Looking for an objective assessment, I decided to call in a third-party subject matter expert (SME). But first, I discussed the matter with the project manager to help with the decision-making and selection process.

The SME, main contractor, project manager and I concluded that the best option was to work together to complete phase one and then close the project. This enabled the project to meet some criteria, which led to a cleaner handover to a new team to attempt phase two.

SOFTENING THE BLOW

It's rare that I've had to kill a project. When it does happen, adequate documentation and communication must take place throughout the process.

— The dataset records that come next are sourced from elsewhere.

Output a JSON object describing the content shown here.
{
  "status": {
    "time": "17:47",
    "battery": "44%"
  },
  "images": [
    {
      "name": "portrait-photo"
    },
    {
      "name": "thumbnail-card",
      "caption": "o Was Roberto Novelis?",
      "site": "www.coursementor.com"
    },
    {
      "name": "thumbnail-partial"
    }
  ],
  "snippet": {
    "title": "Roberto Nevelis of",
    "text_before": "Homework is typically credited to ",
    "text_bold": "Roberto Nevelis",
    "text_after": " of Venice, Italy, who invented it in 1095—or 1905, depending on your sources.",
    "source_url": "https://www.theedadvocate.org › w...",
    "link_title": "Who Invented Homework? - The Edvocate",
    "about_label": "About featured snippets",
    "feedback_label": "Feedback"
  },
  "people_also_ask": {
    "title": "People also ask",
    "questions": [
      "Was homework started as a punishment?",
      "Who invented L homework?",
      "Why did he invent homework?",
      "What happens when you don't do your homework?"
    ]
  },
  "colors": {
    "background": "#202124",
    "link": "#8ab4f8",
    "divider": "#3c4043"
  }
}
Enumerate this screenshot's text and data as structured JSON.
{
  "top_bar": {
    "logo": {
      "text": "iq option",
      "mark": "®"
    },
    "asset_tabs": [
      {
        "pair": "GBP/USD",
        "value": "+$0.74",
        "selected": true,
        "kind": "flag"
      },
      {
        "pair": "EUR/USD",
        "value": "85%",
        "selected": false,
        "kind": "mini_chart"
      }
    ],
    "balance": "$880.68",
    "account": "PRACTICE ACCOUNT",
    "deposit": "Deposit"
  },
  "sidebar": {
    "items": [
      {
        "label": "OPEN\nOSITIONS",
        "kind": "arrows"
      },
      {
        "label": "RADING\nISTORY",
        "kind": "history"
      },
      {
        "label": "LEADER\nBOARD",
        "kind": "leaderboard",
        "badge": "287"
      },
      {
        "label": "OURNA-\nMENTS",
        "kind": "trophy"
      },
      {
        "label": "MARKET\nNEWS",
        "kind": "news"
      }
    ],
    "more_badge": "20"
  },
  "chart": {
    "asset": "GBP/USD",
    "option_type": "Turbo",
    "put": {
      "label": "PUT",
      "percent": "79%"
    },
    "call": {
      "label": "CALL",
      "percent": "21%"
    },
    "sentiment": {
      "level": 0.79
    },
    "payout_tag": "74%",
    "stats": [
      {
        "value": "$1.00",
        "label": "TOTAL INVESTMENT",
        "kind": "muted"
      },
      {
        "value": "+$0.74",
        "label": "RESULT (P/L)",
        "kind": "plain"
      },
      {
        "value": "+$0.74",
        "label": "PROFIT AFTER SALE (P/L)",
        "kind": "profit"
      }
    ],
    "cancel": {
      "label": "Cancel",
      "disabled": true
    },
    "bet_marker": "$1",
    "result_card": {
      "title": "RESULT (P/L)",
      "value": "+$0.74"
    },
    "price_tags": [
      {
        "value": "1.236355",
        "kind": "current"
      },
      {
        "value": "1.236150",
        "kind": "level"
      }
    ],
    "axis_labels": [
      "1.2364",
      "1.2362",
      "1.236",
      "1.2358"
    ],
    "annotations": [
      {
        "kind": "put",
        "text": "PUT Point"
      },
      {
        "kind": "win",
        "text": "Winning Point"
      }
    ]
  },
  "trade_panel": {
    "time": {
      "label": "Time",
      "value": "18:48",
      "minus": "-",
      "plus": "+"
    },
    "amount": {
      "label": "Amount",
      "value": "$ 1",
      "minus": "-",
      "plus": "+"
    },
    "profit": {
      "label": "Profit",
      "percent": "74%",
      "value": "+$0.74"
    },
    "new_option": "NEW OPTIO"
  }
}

The sponsor, initially disheartened, was protected from unnecessary stress and frustration through honest, consistent communication—both of progress and concerns. Bad news is never easy to deliver, but it's much more palatable when done in “digestible amounts” rather than as an overwhelming surprise.

The end-users were protected from the effects of the unsuccessful project by the team carefully managing their expectations via regular progress reports, quality concerns and intended processes for resolution.

Project managers should also make sure that lessons learned are communicated along with recommendations for similar projects in the future. Hold people accountable for their tasks and commitment to excellence.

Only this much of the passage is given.